3.5.2 A few words of caution
Missing data is a highly complex topic. This section was meant to provide a basic overview of some of the options you can choose from when building a predictive model. None of these approaches, however, will “fix” data that are missing not at random (MNAR). Unfortunately, it is usually impossible to know if your data are MNAR, and we therefore assume that that are MAR, or missing at random conditional on the observed data.
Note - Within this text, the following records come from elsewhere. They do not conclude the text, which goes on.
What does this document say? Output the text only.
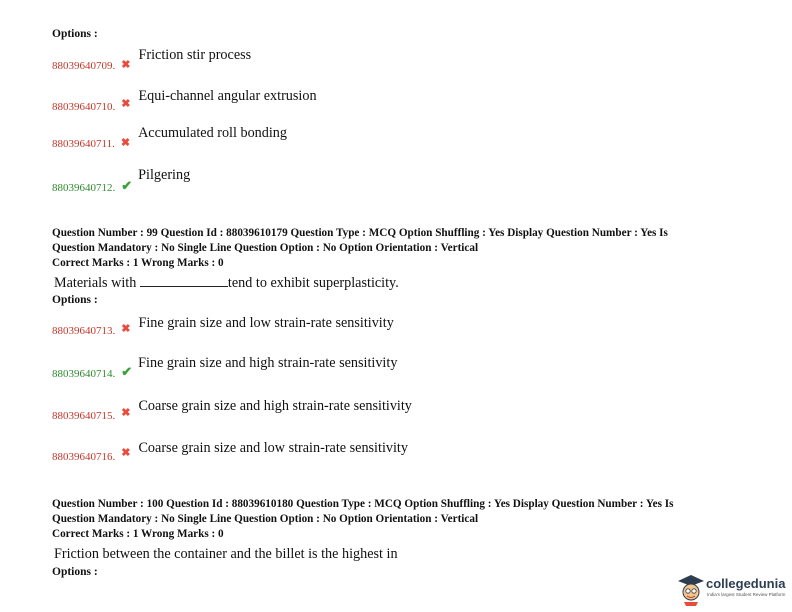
Options :
$_{88039640709.}$ $_✖$ Friction stir process
$_{88039640710.}$ $_✖$ Equi-channel angular extrusion
$_{88039640711.}$ $_✖$ Accumulated roll bonding
$_{88039640712.}$ $_✔$ Pilgering
Question Number : 99 Question Id : 88039610179 Question Type : MCQ Option Shuffling : Yes Display Question Number : Yes Is
Question Mandatory : No Single Line Question Option : No Option Orientation : Vertical
Correct Marks : 1 Wrong Marks : 0
Materials with	tend to exhibit superplasticity.
Options :
$_{88039640713.}$ $_✖$ Fine grain size and low strain-rate sensitivity
$_{88039640714.}$ $_✔$ Fine grain size and high strain-rate sensitivity
$_{88039640715.}$ $_✖$ Coarse grain size and high strain-rate sensitivity
$_{88039640716.}$ $_✖$ Coarse grain size and low strain-rate sensitivity
Question Number : 100 Question Id : 88039610180 Question Type : MCQ Option Shuffling : Yes Display Question Number : Yes Is
Question Mandatory : No Single Line Question Option : No Option Orientation : Vertical
Correct Marks : 1 Wrong Marks : 0
Friction between the container and the billet is the highest in
Options :
collegedunia
India's largest Student Review Platform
For example, if boys were more likely to have missing data on the outcome than girls, we could account for this by including a gender variable in the model, and the resulting data would be MAR.
If you have significant missing data, this section is surely incomplete. We recommended Little and Rubin (2002) previously, and there are a number of other good resources, including a chapter in Kuhn and Johnson (2019).